Accurate data from the Worldometers portal shows that the deaths of people with K-19 are 881,156.

Those infected were 26,930,599 and those cured 19,026,027.

BLIC recalls that earlier today, Johns Hopkins University in the United States released alarming data on the K-19 scale around the world.

India reported 86,432 new COVID-19 cases on Saturday, bringing the total to 4,023,179.

The United States and Brazil are the only countries with more cases than India.

The United States leads the world in COVID infections with 6,202,080, while in Brazil there are 4,091,801 infected, according to the same source.

The coronavirus has affected some settlements in Mexico so much that local authorities have run out of death certificate forms, although the government says enough copies are printed regularly.

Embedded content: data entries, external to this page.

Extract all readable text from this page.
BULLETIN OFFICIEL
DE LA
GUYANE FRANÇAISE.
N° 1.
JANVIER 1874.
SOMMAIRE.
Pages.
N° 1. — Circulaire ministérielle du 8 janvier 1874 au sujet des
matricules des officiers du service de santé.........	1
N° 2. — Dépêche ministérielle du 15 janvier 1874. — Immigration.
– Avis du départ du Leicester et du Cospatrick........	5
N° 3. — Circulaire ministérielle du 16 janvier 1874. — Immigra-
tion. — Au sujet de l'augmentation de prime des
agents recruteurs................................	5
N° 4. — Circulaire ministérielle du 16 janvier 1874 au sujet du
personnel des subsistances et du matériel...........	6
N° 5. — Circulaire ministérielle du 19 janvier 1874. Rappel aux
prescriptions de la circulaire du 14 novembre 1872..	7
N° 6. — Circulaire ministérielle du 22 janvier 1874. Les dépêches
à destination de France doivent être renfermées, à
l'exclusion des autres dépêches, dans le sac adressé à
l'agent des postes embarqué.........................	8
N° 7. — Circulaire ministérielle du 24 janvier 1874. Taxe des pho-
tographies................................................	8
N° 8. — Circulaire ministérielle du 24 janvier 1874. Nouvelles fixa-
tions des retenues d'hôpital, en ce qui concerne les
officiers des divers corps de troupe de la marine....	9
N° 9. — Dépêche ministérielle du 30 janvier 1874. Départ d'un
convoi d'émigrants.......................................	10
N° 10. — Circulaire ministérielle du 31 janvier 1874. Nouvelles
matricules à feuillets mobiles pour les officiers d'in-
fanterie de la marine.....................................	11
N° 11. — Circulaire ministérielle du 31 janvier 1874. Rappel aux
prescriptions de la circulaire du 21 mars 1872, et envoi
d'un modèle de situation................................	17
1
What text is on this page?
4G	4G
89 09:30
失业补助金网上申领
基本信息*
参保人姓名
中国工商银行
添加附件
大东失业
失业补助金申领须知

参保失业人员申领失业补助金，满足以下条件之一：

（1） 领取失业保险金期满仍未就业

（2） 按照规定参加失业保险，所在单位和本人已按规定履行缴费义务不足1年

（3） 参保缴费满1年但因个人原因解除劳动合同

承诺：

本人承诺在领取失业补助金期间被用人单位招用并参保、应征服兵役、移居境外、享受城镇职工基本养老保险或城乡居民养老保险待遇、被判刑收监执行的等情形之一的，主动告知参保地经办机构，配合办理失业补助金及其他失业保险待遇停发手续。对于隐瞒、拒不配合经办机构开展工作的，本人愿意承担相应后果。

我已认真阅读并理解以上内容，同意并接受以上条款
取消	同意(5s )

Mexico has registered more than 66,561 deaths from COVID-19, which places it behind the United States, Brazil and India in the number of deaths worldwide.

Amnesty International said earlier this week that 1,320 health workers in Mexico had died from the novel coronavirus pandemic, the worst number of its kind in the world.

According to a Reuters analysis of data from the Mexican government, healthcare workers in this country are four times more likely to die from COVID-19 than their counterparts in the United States.

New cases continue to appear in South Korea, which at one point appeared to have eliminated the virus. Authorities said 115 of the 168 new cases were in the capital Seoul on Saturday.

New Zealand said on Saturday it had registered its 24th COVID-19 victim. Joseph Williams, a physician and former Prime Minister of the Cook Islands, died of the infection.